And the Sid Fleischman Award was named after – he was the first speaker at the SCBWI. So many years ago.
And it took him a long time to win a Newbery Award. You know, he had a whole body of literature and that’s because we all felt that he wrote comedy. He wrote – he was just a master of comic invention, historical novel comedies and so one year he was sort of bemoan — then he did finally win the Newbery for The Whipping Boy but we were talking about – we were bemoaning the fact that so many great novelists, Paula Danziger, for instance, Judy Blume have never won the Newbery and the Caldecott because they’re viewed as more serious.

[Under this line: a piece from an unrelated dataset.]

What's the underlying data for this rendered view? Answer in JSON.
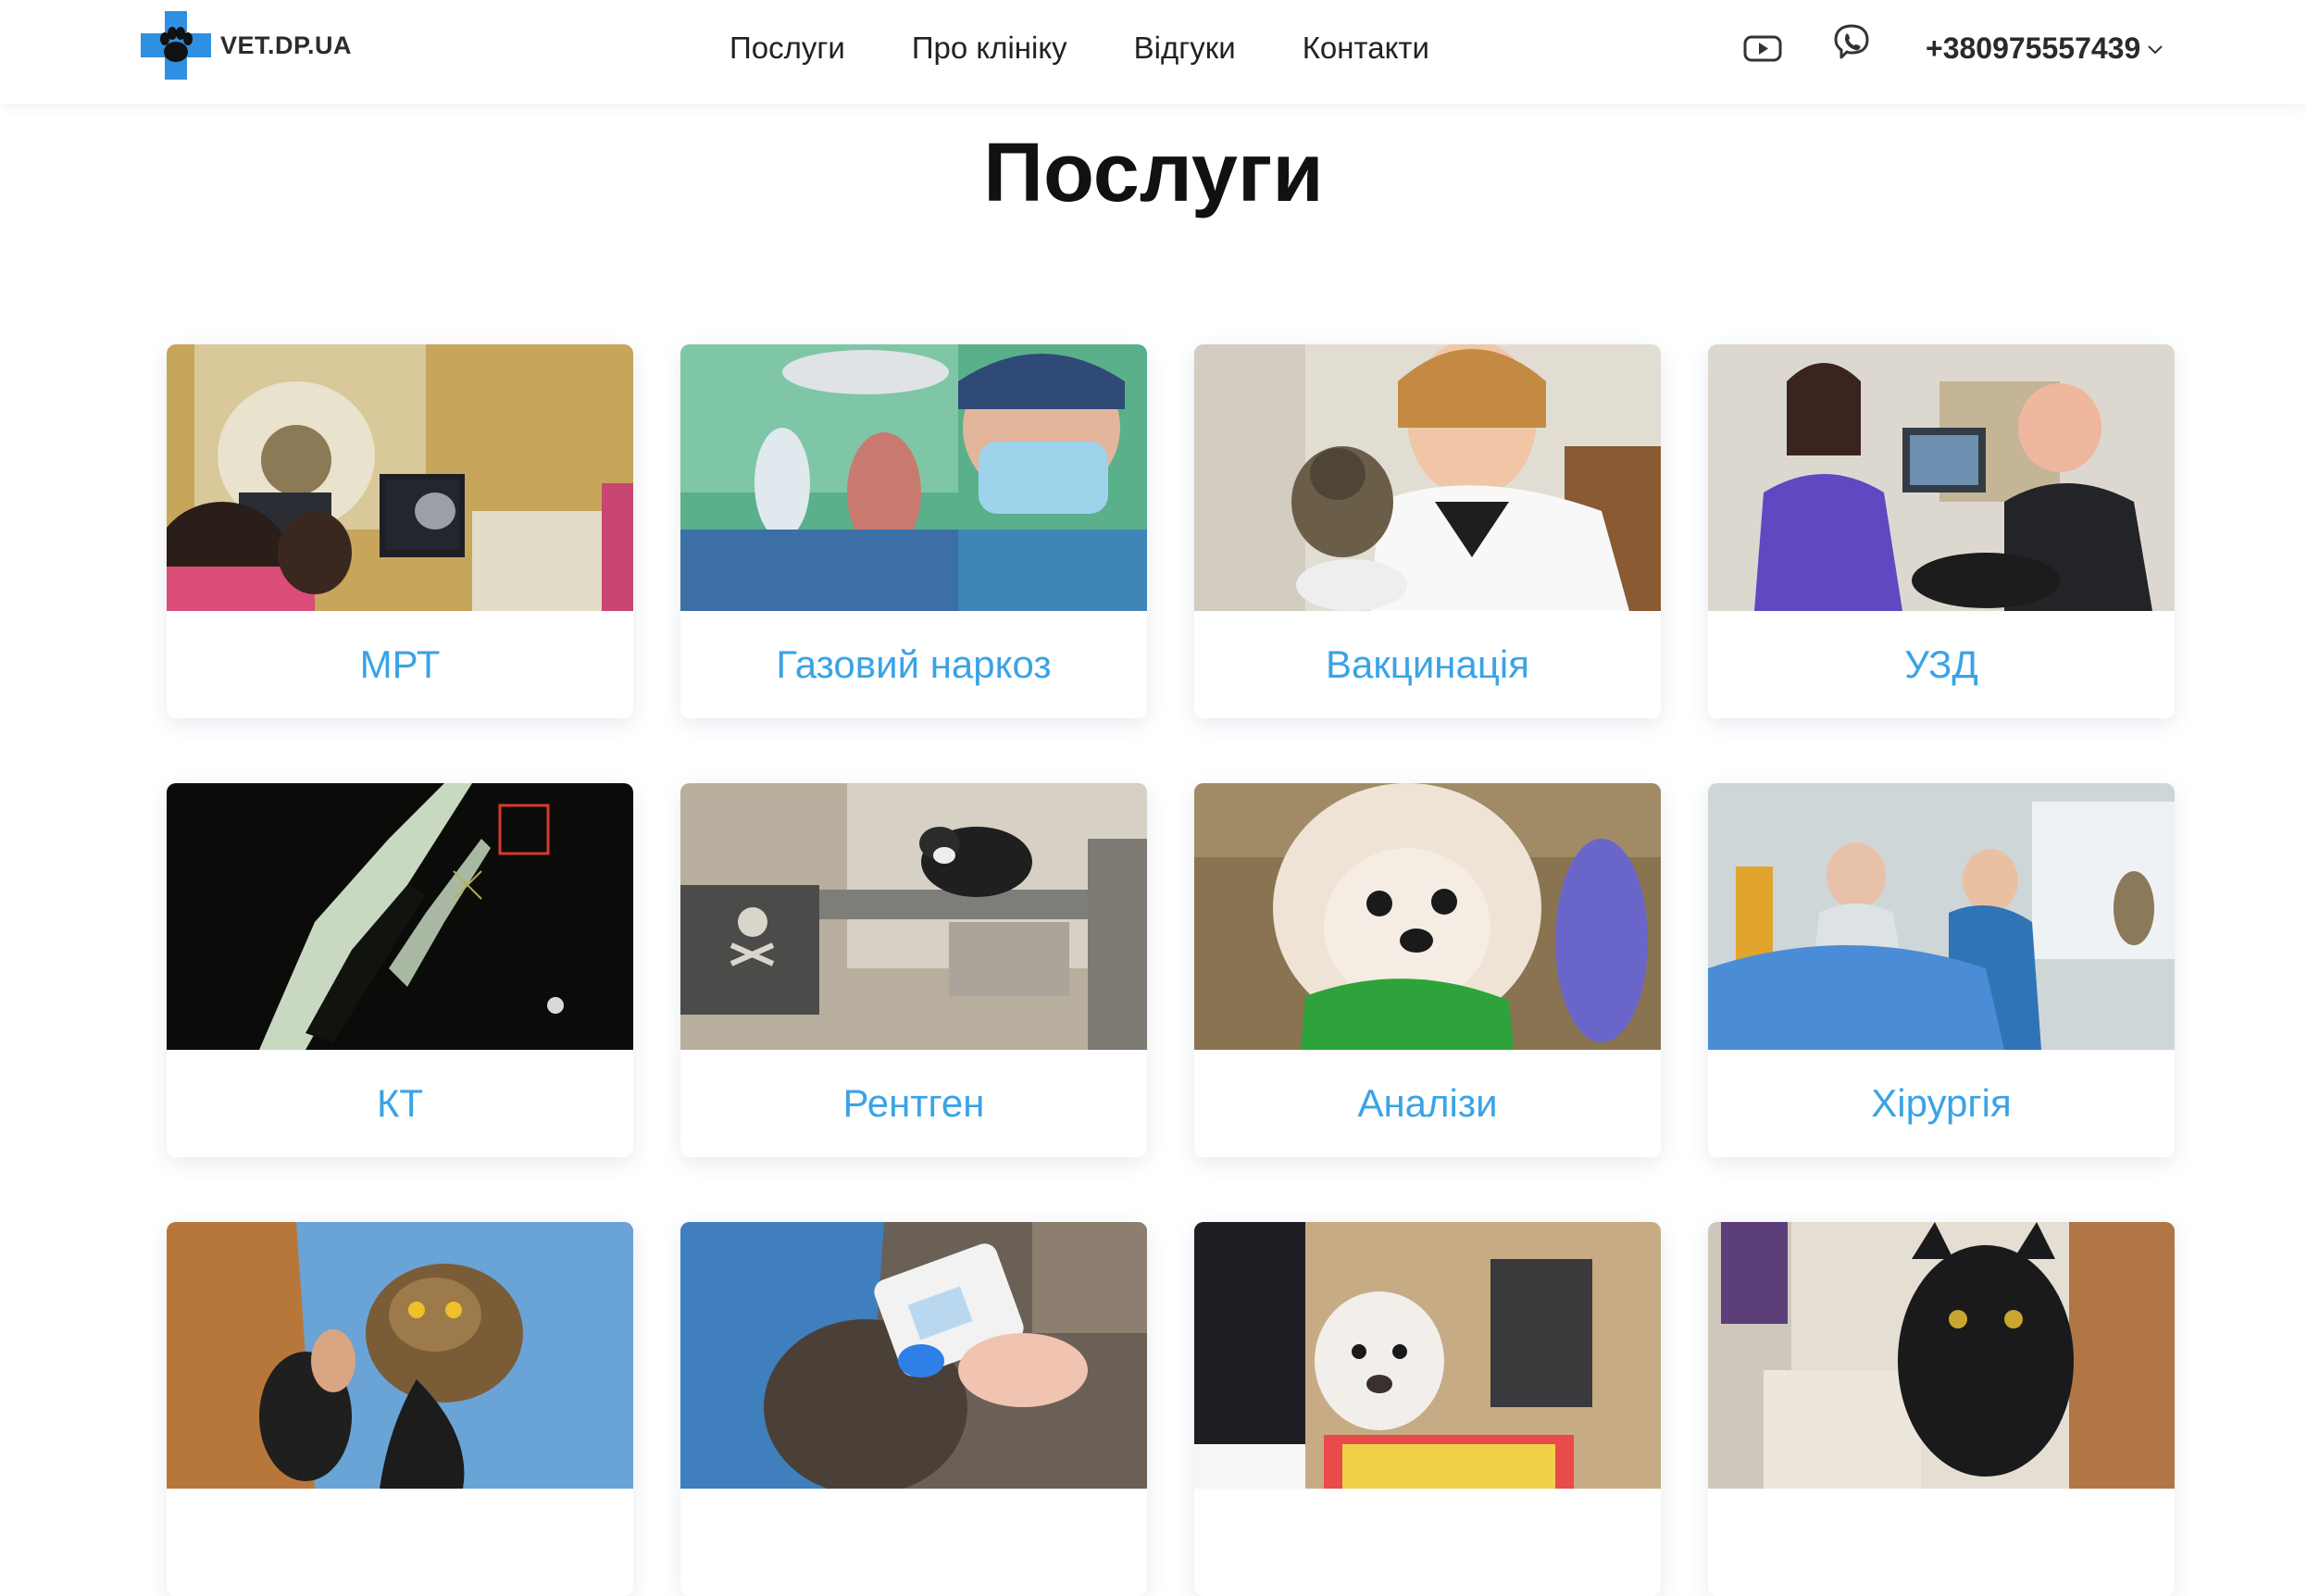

So we decided to create in his honor, in his name the Sid Fleischman Award which is for a work of excellence but in the humor vain, in the category of humor and we’re so proud of that. It’s been existing for 10 years and because the books, they’re not joke books, they’re not necessarily ha ha books but they’re books where comic invention is at the center of the plot line, the center of the characters.
And so I think that’s recognized a whole body of literature that is very easy for the Caldecott and Newbery committees to overlook and I think they do overlook them and those are the ones when you look at the Kid’s Choice Awards and the popularity awards, those are the ones, you know, those are the ones that come in first, so we feel really proud of being able to acknowledge that, you know, what is the old song that dying is easy but comedy is hard, you know?
That it’s just as difficult to write a humorous book as it is to write a tragic book or an issue book, so this allows a special category for those, a special place for them to be acknowledged in the pantheon of great books.